Question

Total 10 Points Assignment 4 1. Consider the following equation where we report estimates along with their standard errors in brackets: sleep = 3683.25 -0.148totwrk - 11.13educ +2.20age (112.28) (0.017) (5.88) (1.45) n = 706, R2 = .113

Answer 1

For the estimate of totwrk:
Coefficient = -0.148
Standard error = 0.017

df = n - p - 1 = 706 - 3 - 1 = 702

t-critical value at alpha = 0.1 is 1.647
t-critical value at alpha = 0.01 is 2.583

Confidence interval at 90%:

CI: (Coeff. - SE*t, Coeff + SE*t))
CI: (-0.148 - 1.647*0.017, -0.148 + 1.647*0.017)
CI: (-0.148 - 0.028, -0.148 + 0.028)
CI: (-0.176, -0.12)

As the 90% CI does not contain the value of 0, we reject the null hypothesis at 10% level of significance. Hence, the coefficient is significantly different than zero.

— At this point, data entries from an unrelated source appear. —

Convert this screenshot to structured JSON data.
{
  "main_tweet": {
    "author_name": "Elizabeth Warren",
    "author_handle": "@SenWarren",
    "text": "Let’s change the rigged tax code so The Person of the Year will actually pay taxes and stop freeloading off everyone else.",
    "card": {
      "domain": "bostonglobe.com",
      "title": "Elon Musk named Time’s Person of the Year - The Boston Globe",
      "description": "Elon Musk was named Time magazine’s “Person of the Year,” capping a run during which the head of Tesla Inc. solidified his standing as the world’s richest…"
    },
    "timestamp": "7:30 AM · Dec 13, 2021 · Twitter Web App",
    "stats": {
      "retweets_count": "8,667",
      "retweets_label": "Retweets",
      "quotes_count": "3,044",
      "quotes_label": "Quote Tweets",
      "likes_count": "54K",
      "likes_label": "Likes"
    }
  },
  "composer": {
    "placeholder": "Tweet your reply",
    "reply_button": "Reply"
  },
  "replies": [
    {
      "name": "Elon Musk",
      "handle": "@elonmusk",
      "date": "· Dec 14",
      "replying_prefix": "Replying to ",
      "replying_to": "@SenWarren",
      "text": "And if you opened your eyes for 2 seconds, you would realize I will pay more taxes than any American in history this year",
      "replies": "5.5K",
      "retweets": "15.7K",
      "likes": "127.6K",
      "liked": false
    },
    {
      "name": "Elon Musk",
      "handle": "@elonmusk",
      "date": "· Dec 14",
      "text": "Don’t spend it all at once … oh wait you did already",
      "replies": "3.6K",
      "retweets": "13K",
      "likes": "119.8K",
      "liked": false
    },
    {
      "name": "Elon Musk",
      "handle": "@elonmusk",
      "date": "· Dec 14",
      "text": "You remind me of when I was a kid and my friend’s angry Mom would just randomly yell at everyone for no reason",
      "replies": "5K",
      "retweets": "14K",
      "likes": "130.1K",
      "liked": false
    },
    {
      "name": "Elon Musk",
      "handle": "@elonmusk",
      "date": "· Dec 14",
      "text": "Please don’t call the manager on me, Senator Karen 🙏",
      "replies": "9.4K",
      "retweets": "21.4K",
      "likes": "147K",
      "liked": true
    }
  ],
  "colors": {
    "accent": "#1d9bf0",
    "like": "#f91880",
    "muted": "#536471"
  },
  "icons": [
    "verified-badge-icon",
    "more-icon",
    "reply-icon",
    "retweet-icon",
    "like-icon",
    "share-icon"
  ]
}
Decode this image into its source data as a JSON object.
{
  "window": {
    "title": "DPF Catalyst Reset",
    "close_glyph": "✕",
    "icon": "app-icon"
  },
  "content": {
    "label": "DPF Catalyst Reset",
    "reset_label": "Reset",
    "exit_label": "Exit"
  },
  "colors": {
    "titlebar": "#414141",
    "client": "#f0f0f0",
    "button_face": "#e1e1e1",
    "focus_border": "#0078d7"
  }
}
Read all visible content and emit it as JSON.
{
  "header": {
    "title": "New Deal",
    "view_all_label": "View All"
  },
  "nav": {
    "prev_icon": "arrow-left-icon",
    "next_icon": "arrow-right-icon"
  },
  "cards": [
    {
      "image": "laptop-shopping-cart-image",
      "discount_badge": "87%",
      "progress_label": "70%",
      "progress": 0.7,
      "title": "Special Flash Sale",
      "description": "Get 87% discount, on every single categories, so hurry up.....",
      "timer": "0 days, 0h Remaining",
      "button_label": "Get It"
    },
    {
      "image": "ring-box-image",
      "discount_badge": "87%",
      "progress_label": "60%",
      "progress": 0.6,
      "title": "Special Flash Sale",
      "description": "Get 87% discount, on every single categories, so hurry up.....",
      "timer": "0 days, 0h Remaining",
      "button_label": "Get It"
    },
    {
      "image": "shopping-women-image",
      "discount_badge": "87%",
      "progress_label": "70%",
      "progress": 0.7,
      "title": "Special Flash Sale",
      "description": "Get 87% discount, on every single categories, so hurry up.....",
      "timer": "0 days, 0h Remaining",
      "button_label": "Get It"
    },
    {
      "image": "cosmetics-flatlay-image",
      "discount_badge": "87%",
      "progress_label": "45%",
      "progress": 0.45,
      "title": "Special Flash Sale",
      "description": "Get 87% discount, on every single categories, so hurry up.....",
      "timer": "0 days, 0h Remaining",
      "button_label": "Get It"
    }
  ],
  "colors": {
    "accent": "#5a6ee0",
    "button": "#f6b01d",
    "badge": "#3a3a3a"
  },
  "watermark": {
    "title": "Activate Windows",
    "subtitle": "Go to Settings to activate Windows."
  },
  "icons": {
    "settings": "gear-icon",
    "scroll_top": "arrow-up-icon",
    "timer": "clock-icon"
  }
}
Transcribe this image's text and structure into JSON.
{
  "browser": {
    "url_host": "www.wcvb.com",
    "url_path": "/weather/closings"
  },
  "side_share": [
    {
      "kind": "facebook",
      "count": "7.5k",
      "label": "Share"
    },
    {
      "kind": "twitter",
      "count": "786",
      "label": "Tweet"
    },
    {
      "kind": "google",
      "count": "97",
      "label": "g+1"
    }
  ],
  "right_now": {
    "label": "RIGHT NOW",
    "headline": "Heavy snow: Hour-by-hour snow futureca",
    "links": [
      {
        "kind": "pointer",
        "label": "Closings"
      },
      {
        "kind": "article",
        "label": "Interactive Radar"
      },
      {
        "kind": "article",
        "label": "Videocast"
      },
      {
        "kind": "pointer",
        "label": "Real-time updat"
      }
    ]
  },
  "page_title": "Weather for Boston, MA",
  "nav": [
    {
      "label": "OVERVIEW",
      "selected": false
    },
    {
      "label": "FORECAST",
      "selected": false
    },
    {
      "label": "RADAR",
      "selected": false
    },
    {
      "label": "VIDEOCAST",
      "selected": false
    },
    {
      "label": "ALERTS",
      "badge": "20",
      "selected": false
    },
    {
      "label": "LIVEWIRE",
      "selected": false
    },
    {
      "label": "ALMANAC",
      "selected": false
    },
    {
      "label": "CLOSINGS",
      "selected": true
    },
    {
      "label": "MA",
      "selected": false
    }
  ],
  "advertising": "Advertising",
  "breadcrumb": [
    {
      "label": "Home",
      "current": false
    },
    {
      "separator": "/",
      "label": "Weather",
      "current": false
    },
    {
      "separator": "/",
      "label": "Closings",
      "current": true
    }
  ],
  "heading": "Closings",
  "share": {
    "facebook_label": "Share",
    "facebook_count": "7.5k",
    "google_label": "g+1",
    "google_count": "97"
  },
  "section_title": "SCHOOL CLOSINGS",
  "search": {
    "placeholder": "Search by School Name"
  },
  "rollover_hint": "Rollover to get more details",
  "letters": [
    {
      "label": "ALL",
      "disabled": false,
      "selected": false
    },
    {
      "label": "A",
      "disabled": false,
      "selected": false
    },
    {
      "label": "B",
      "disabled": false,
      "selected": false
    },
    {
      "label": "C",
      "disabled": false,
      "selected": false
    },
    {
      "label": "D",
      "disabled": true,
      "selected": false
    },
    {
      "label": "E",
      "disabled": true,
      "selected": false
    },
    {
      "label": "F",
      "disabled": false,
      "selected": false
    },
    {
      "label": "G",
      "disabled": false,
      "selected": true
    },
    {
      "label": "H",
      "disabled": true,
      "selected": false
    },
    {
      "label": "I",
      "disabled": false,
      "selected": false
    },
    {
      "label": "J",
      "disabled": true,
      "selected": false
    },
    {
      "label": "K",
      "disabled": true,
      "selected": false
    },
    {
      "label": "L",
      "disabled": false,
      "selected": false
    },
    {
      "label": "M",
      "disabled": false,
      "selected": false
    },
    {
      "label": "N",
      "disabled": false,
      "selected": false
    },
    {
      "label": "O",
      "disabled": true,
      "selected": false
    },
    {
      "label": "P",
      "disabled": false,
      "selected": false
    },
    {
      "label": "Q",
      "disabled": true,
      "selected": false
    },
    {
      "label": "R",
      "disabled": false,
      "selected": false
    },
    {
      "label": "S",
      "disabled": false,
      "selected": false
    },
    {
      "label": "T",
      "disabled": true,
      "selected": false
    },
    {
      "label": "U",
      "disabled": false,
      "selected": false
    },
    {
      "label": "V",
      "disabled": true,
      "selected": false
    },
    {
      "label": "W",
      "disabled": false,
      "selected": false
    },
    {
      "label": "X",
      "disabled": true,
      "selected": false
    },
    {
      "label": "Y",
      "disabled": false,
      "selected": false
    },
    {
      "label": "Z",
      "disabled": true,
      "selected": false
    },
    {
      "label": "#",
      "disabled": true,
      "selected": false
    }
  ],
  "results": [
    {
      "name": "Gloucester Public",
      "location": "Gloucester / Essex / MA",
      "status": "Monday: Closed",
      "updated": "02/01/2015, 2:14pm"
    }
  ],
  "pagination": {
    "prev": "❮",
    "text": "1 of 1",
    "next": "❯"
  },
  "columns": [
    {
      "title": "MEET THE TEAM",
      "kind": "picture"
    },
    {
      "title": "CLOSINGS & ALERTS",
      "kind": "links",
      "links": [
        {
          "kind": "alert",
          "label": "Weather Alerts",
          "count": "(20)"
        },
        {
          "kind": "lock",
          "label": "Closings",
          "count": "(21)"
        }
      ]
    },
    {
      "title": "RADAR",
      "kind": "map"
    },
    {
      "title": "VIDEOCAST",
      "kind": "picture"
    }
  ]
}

Confidence interval at 99%:

CI: (Coeff. - SE*t, Coeff + SE*t))
CI: (-0.148 - 2.583*0.017, -0.148 + 2.583*0.017)
CI: (-0.148 - 0.044, -0.148 + 0.044)
CI: (-0.192, -0.104)

As the 99% CI does not contain the value of 0, we reject the null hypothesis at 1% level of significance. Hence, the coefficient is significantly different than zero.